Anyway, reading of the wave of evangelical meetings that swept the US in the 18th century, challenging the status of the learned clergy who gave us our oldest university, I feel like I am starting to grope toward the cultural roots of some of the crazes sweeping the modern academy.
I'll close with a note on how history repeats itself with ironic twists: On page 72 Hofstadter notes that revivalist Jonathan Edwards criticized Yale for failing to do its part to uphold and promote Christian teaching. It is funny that two hundred years later no less of a traditionalist than William F. Buckley offered a similar critique, though from a somewhat different set of sympathies.

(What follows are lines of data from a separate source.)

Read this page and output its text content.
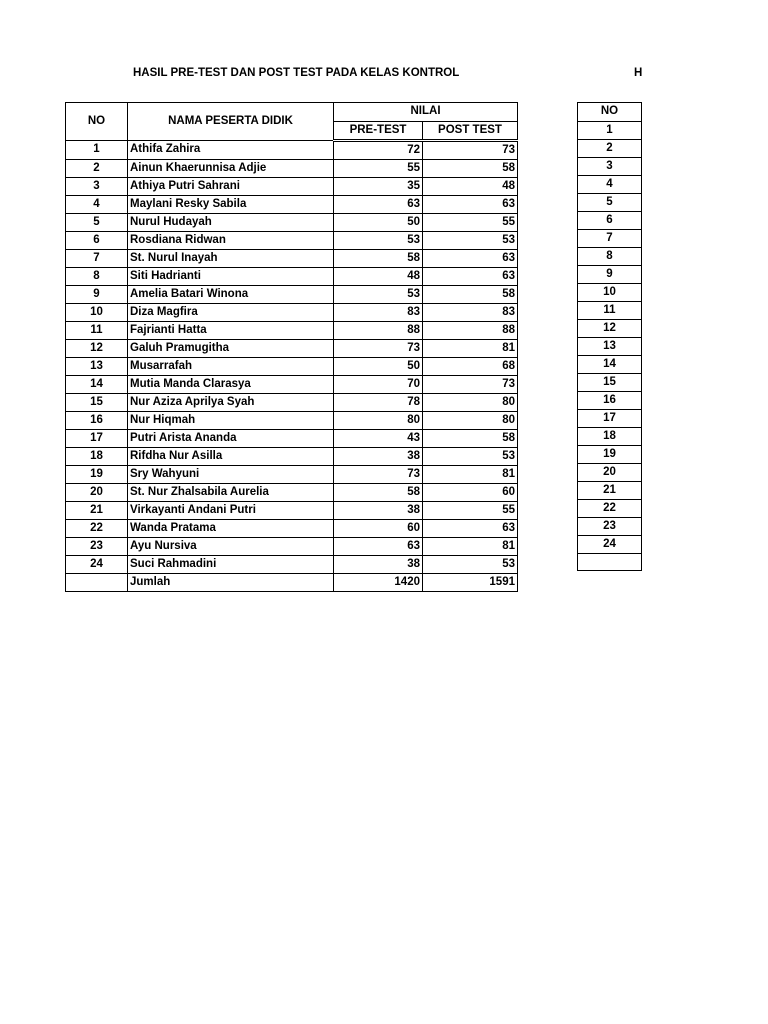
HASIL PRE-TEST DAN POST TEST PADA KELAS KONTROL	H
NO	NAMA PESERTA DIDIK	NILAI	
		PRE-TEST	POST TEST
1	Athifa Zahira	72	73
2	Ainun Khaerunnisa Adjie	55	58
3	Athiya Putri Sahrani	35	48
4	Maylani Resky Sabila	63	63
5	Nurul Hudayah	50	55
6	Rosdiana Ridwan	53	53
7	St. Nurul Inayah	58	63
8	Siti Hadrianti	48	63
9	Amelia Batari Winona	53	58
10	Diza Magfira	83	83
11	Fajrianti Hatta	88	88
12	Galuh Pramugitha	73	81
13	Musarrafah	50	68
14	Mutia Manda Clarasya	70	73
15	Nur Aziza Aprilya Syah	78	80
16	Nur Hiqmah	80	80
17	Putri Arista Ananda	43	58
18	Rifdha Nur Asilla	38	53
19	Sry Wahyuni	73	81
20	St. Nur Zhalsabila Aurelia	58	60
21	Virkayanti Andani Putri	38	55
22	Wanda Pratama	60	63
23	Ayu Nursiva	63	81
24	Suci Rahmadini	38	53
	Jumlah	1420	1591
NO

1
2
3
4
5
6
7
8
9
10
11
12
13
14
15
16
17
18
19
20
21
22
23
24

*A good friend is a historian who has pointed out to me some of the limitations of the analysis in that book, but the compilation of data on the early Americans is impressive irrespective of the validity of Fischer's extrapolations to the present day.
**It is only fair to put that qualifier here; surely the most fervent supporters of Abolition were the African Americans who suffered under slavery. However, among the white supporters of Abolition, New England gave us some of the most fervent.